Additionally, the Navy adjusted the maximum enlistment age to 41 back in November 2022 – up from 39 – and raised the maximum enlistment bonus to $50,000 in February 2022. For those entering the nuclear field, the Navy announced a $75,000 maximum enlistment bonus last summer.

The Navy also now allows sailors to pair the enlistment bonus with the maximum student loan repayment under the Enlisted Loan Repayment Program.

That means the Navy would cover a potential future sailor’s college tuition loans, like the Stafford Student Loans, if they were taken out prior to the sailor enlisting for active duty. Together, a prospective sailor entering the nuclear field could capitalize on both incentives for a total of $140,000.

Asch said these enlistment bonuses serve as a quick solution in comparison to other initiatives like employing a new marketing campaign or strategy.

“A lot of resources are devoted to military recruiting,” Asch told Navy Times. “We call it the all-volunteer force, but it’s really a recruited force, which means there’s a lot of effort that goes into it.”

Another recent initiative is the Future Sailor Preparatory Course, which kicked off in April.
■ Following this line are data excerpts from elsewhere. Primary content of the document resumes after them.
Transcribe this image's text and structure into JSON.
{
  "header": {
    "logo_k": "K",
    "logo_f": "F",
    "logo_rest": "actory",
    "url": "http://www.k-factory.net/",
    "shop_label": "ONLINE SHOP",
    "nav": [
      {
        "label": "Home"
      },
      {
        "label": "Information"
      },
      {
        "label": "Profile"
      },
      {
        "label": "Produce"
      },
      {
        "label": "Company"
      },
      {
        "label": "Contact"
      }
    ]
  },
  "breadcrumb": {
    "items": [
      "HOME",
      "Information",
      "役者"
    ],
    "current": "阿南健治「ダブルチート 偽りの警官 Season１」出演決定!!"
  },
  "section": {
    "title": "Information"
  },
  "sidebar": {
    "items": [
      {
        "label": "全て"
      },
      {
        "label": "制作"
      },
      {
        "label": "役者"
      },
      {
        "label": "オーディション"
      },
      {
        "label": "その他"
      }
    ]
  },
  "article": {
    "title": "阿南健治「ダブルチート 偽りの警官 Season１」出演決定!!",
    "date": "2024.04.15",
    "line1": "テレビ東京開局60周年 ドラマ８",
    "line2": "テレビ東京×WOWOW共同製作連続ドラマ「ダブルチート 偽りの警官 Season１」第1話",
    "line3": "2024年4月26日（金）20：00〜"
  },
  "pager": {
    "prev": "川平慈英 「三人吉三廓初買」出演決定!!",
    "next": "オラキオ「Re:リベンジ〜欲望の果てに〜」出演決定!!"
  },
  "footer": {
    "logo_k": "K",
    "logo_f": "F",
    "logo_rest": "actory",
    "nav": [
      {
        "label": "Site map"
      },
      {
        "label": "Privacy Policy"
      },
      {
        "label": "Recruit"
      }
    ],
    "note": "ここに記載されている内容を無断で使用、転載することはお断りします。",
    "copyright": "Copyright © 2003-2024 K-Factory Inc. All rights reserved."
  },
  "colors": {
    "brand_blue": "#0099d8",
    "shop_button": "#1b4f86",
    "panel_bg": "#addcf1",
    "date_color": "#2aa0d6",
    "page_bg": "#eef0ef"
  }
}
The course focuses on providing physical fitness, nutrition, and life skills training for individuals who are currently too overweight to start basic training.
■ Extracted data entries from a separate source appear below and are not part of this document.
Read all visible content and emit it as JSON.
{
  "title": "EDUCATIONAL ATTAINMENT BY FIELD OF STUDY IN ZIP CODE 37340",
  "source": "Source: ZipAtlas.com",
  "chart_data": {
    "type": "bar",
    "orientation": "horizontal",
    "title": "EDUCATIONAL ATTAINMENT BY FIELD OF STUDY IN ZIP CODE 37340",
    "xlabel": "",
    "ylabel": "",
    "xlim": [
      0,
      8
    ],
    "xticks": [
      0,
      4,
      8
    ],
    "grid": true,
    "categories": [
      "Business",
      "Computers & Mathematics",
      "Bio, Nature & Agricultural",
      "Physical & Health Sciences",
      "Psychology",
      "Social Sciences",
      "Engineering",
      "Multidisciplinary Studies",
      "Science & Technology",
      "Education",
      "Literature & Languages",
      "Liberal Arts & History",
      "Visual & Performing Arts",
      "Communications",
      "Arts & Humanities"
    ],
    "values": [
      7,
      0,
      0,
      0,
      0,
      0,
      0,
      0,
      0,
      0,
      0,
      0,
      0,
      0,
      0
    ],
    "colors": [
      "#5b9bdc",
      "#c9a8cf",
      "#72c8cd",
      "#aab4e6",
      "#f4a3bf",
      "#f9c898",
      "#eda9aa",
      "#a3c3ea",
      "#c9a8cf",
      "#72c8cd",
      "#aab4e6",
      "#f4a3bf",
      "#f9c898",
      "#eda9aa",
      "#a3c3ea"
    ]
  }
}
The program is based on the Army’s Future Soldier Preparatory Course and includes an academic pilot program that the Navy expects to grow in the spring, Parker said. Like the Army’s program, the academic component aims to boost prospective sailors’ Armed Forces Qualification Test scores.
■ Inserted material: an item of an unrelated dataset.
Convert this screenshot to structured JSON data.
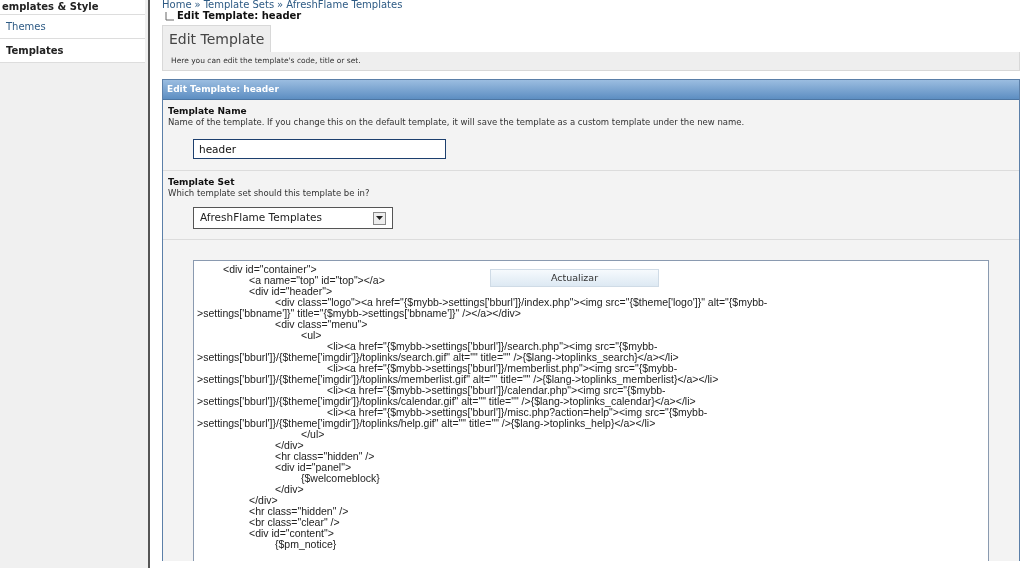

Upon successful completion of the program, potential future sailors then head off to boot camp.

The Future Sailor Preparatory Course claims more than 400 fitness graduates as of January 16, and nearly 200 academic graduates who then advanced to basic training at Naval Station Great Lakes in Illinois.

Of those graduates, nearly 300 from the fitness program completed boot camp, as well as 90 from the academic program, Parker told Navy Times.

The service anticipates up to 8,000 potential future sailors will complete the Future Sailor Preparatory Course in fiscal 2024,.

The service also launched a pilot program in December 2022 allowing sailors who scored lower on the Armed Forces Qualification Test to still enlist in the Navy. The change allows prospective sailors who score between the 10th and 30th percentile on the AFQT to join if their ASVAB individual line scores are high enough to qualify for a Navy rating.

Lower your standards?
While Navy leaders say adjusting standards offers more young people the chance to serve, outside analysts questioned what it will mean for the quality of the force in the future.

Asch said it’s “worrisome” that the Navy is bringing in more low-aptitude individuals, given the Navy’s highly technical job demands.

Past studies have shown a correlation between aptitude scores and job performance, Asch said, although she noted those studies were conducted decades ago.

“So the question is, what are these people doing and how are they performing?” Asch said. “Are they being channeled into occupations that are less technical?”

In the case of those who’ve completed the Future Sailor Preparatory Course, Asch said it remains unclear whether the program is creating more competent sailors, or if it’s simply training prospective sailors for a test – akin to a student who undergoes an SAT prep course to boost his or her final score but fails to meaningfully improve proficiency.

“When they are in those technical skills in the units, did we really improve their capability and performance?” Asch said. “Or did we just give them better testing scope? I don’t know the answer to that.”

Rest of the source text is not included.